En tout cas, nous ne connaissons pas l’homme politique Abdourahim Kébé qui, après sa retraite, s’est engagé politiquement aux côtés d’Idrissa Seck. Il serait un militant très actif et trop engagé pour la cause de son parti, Rewmi. Un point, c’est tout !

Par contre, nous connaissons très bien l’officier supérieur Abdourahim Kébé pour l’avoir fréquenté des années durant dans le cadre d’une franche collaboration en sa qualité de directeur de l’Information et des relations publiques des Armées (Dirpa). Disponible et serviable, le colonel Kébé a donné la meilleure information possible — c’est-à-dire en s’en tenant à l’essentiel, Grande Muette oblige — et à présenter l’image la plus valorisante possible de l’Armée. Ce jusqu’à son départ pour Washington (Usa) où il a occupé les fonctions d’attaché militaire à l’ambassade du Sénégal aux USA. Même après son départ du Sénégal, le colonel Abdourahim Kébé est toujours resté un ami du « Témoin » puisque nos liens avec lui ne se sont jamais rompus. Des liens qui datent de longtemps. A preuve, lors de la soutenance de sa thèse de doctorat d’Etat à l’Ucad, nous étions au premier rang des invités d’honneur aux cotés du Chef d’Etat major général des Armées (Cemga) d’alors, Général Mamadou Sow « Nogass ». Ainsi que de nombreux officiers généraux et officiers des armées. Ce jour-là, à l’amphithéâtre de la faculté des lettres et sciences humaines de l’Ucad, l’officier Abdourahim Kébé avait fait honneur à l’Armée sénégalaise pour avoir ouvert le ban de l’excellence voire du savoir. Devant un jury composé des professeurs Oumar Sougou, Oumar Ndongo et Cheikh Ahmadou Dieng comme président, l’ancien directeur de la Dirpa avait brillamment survolé son sujet de littérature américaine.

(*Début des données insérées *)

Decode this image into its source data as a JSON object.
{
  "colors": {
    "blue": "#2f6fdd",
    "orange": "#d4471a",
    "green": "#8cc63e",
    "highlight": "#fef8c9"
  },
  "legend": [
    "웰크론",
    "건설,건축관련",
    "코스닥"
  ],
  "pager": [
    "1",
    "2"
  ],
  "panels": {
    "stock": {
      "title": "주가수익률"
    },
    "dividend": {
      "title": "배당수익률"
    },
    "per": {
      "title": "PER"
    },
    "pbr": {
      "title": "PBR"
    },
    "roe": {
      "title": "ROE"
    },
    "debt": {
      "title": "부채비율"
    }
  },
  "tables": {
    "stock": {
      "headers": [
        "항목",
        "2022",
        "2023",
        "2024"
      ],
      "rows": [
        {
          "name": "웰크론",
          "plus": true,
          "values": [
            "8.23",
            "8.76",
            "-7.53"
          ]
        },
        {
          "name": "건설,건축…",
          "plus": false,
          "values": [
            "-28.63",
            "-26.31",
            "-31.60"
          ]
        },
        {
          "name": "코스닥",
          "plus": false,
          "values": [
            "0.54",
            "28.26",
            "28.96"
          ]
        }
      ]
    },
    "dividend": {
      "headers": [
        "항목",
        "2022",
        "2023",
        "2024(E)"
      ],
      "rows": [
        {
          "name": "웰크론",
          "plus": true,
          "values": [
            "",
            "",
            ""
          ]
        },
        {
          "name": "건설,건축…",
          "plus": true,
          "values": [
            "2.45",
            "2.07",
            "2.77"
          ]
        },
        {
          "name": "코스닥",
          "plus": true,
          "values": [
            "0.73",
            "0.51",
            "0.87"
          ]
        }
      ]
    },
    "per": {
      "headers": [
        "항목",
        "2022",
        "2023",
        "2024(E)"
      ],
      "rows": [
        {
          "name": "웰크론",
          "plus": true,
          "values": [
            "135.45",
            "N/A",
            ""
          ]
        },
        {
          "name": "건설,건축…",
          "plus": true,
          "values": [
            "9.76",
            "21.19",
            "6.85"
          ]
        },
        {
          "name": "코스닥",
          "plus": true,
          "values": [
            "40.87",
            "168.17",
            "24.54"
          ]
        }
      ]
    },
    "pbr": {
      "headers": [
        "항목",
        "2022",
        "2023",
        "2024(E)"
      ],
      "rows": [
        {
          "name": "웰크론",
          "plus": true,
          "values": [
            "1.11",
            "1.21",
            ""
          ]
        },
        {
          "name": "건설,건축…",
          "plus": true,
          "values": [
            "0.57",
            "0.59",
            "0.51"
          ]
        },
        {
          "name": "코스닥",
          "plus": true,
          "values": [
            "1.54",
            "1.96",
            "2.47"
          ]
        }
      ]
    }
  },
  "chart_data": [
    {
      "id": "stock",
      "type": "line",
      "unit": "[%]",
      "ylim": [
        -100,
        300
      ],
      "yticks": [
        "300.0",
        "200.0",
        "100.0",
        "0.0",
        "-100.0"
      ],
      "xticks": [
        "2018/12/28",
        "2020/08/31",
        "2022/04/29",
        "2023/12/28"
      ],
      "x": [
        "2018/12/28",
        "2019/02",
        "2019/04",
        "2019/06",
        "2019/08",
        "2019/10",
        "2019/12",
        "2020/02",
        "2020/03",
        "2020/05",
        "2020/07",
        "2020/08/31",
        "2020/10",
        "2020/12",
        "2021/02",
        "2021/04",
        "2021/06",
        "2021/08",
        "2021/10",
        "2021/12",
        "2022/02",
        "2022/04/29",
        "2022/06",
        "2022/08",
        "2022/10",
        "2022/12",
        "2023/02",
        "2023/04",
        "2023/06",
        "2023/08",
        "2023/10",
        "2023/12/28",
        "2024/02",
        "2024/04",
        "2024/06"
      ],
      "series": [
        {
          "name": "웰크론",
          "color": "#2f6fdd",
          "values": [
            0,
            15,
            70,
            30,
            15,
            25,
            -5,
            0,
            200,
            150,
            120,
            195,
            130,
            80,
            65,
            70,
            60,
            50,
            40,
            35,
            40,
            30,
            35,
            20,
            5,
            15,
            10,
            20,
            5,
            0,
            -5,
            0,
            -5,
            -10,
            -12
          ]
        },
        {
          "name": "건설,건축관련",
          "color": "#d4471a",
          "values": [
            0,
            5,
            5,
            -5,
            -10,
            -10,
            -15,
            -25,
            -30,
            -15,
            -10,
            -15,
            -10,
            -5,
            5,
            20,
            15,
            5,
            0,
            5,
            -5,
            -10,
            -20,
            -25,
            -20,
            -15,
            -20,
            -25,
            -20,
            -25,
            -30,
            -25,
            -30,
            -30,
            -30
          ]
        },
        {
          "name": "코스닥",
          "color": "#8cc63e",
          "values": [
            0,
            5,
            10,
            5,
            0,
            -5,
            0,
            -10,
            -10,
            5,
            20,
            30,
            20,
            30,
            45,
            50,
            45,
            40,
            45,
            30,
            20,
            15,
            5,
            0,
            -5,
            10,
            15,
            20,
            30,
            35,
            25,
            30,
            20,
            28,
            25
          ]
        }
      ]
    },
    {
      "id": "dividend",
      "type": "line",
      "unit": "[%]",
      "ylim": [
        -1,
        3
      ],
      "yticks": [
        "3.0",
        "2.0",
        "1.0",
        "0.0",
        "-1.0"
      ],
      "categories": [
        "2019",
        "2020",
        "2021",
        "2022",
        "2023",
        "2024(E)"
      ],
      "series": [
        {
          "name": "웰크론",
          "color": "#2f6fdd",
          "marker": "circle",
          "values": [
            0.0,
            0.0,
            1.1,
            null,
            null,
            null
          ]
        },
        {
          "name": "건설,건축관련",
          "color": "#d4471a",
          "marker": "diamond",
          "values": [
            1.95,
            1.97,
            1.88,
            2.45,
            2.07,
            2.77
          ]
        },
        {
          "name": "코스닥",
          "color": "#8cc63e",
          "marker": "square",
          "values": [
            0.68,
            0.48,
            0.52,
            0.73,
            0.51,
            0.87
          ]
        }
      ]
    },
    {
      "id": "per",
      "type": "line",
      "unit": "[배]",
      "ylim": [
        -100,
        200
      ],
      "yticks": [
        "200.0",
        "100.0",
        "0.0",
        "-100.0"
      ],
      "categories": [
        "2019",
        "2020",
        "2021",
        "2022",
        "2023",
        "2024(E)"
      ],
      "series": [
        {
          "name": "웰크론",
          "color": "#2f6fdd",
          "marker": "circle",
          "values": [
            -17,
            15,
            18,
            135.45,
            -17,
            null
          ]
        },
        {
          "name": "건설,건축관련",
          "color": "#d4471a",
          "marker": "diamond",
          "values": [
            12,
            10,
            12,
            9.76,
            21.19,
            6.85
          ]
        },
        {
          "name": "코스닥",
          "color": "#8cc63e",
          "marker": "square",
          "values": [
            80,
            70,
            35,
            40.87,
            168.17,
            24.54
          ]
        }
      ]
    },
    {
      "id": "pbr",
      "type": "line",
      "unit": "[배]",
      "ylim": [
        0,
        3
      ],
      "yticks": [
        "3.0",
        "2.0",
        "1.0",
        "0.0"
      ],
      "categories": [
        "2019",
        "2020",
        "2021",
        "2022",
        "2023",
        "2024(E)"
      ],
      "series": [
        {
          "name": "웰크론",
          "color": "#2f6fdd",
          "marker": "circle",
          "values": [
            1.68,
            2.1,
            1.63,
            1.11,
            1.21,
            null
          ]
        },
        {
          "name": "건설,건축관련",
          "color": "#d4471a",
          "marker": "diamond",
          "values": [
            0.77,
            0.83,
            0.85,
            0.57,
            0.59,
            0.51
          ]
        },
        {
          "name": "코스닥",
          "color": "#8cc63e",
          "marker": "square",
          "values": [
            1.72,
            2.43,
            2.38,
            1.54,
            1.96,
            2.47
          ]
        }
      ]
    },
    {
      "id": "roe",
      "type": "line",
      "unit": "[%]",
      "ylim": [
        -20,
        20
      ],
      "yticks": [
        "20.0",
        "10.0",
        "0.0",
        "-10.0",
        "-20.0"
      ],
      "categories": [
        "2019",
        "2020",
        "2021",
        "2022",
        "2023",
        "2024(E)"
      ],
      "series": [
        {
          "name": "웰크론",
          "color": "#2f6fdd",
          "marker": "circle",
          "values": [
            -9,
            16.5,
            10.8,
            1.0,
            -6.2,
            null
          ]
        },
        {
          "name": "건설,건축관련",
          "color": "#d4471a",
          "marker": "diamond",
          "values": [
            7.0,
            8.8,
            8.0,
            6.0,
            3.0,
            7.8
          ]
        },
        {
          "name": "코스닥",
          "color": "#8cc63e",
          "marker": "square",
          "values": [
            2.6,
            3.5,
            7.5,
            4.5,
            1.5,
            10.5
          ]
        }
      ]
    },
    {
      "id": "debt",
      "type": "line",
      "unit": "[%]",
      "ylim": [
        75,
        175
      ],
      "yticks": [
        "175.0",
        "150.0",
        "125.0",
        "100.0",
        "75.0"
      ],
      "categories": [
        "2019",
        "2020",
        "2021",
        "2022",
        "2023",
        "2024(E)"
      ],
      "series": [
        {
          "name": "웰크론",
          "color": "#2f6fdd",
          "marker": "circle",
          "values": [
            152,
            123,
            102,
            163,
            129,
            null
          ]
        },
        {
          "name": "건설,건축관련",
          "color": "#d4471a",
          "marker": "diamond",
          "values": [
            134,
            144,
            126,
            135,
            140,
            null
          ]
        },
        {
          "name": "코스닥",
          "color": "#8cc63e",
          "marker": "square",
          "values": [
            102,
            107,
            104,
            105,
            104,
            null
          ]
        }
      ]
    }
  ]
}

Face aux membres du jury, et tout en prenant à témoin le nombreux public, le colonel Kébé avait expliqué que, du XIXème au XXème siècle, l’interrogation sur la pertinence de l’action humaine et le sens de la vie dans un univers hostile et chaotique a été au cœur des préoccupations de la littérature en général et américaine en particulier. Il s’était notamment posé les questions suivantes : « La vie est-t-elle le fruit du hasard ? A-t-elle un but précis, ou se limite-telle simplement à être ? Vaut-elle la peine d’être vécue ? Est-il possible de la rendre plus conforme à nos aspirations, ou agit-elle de manière aveugle et arbitraire ? ».

Au terme de quatre heures d’un exposé dense, le public, accroché aux lèvres de l’éminent impétrant, avait pu se convaincre que les concepts « action », « humanisme », « réalisme », « fatalité », « naturalisme », « absurde », « désillusion », « Dieu » etc. sont les principaux mots clés qui ont jalonné toute cette dure épreuve académique à laquelle était soumis le colonel Abdourahim Kébé face à ses « bourreaux » de professeurs membres du jury.

Un véritable parcours du combattant… intellectuel au bout duquel le brillant officier de l’Armée a pu s’en sortir indemne et, surtout, haut la main. Après s’être retiré pour délibérer, le jury est revenu dans la salle pour élever Abdourahim Kébé au grade de Docteur d’Etat. Et ce avec la mention « Très honorable ». Un résultat accueilli par une salve d’applaudissements.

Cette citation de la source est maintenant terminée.